Le aziende potrebbero – per decreto legge – raccogliere informazioni sulla adesione dei loro dipendenti a una fede piuttosto che a un’altra o a nessuna, mediante autocertificazione e successiva verifica da parte del ministero del Lavoro e delle rappresentanze sindacali aziendali o della gestione del personale; dunque, i lavoratori cristiani seguiteranno a stare a casa la domenica (anche quei lavoratori cristiani che attualmente lavorano sette giorni su sette contravvenendo al precetto della ‘santificazione delle feste’) e nelle principali festività cristiane; i lavoratori musulmani dovrebbero stare a casa il venerdì e durante il ramadan, quelli di fede ebraica il sabato, e così via.

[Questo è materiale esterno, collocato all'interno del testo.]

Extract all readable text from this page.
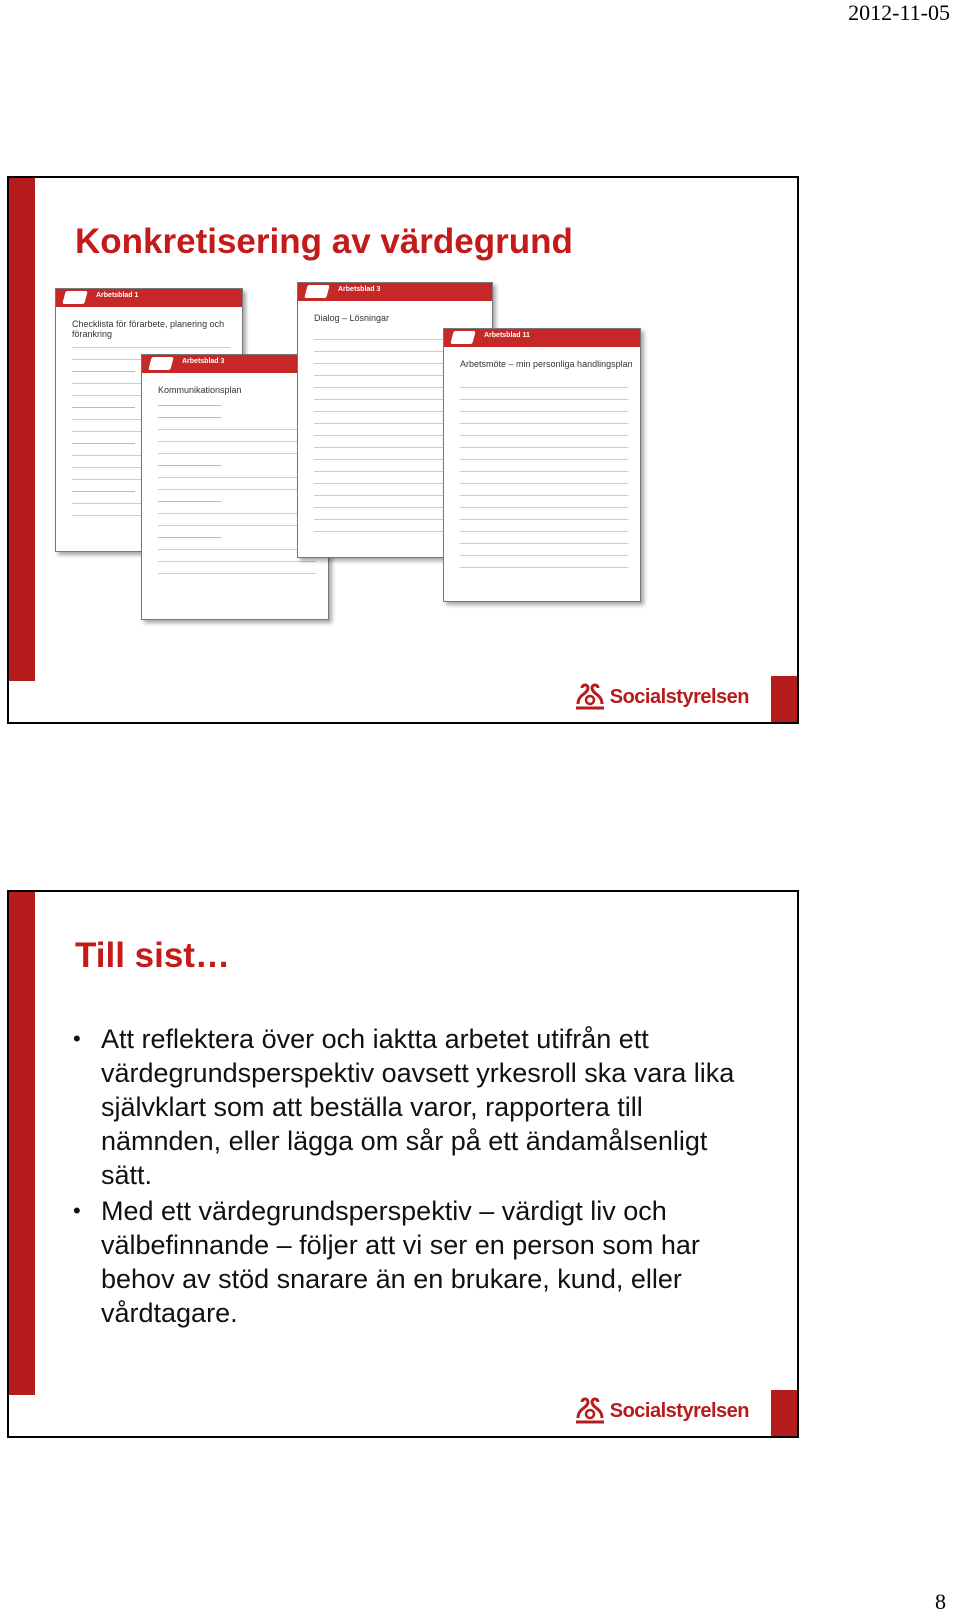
2012-11-05
Konkretisering av värdegrund
Arbetsblad 1
Checklista för förarbete, planering och förankring
Arbetsblad 3
Kommunikationsplan
Arbetsblad 3
Dialog – Lösningar
Arbetsblad 11
Arbetsmöte – min personliga handlingsplan
Socialstyrelsen
Till sist…
• Att reflektera över och iaktta arbetet utifrån ett värdegrundsperspektiv oavsett yrkesroll ska vara lika självklart som att beställa varor, rapportera till nämnden, eller lägga om sår på ett ändamålsenligt sätt.
• Med ett värdegrundsperspektiv – värdigt liv och välbefinnande – följer att vi ser en person som har behov av stöd snarare än en brukare, kund, eller vårdtagare.
Socialstyrelsen
8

E poi, siccome Paolo di Tarso ebbe a scrivere “chi non lavora non mangi“, anche i religiosi di ogni ordine e grado si trovino una occupazione e si garantiscano uno stipendio col sudore della loro fronte (e non più con quello di tutti i contribuenti italiani).
Per quanto riguarda i lavoratori non credenti, sia pure imposto loro di lavorare il primo novembre e il 25 dicembre, fosse anche per pulire i lampadari aziendali e portare a spasso i cani dei dirigenti, ma sia consentito loro di stare a casa il 20 settembre e il 17 febbraio, giorno del martirio di Giordano Bruno.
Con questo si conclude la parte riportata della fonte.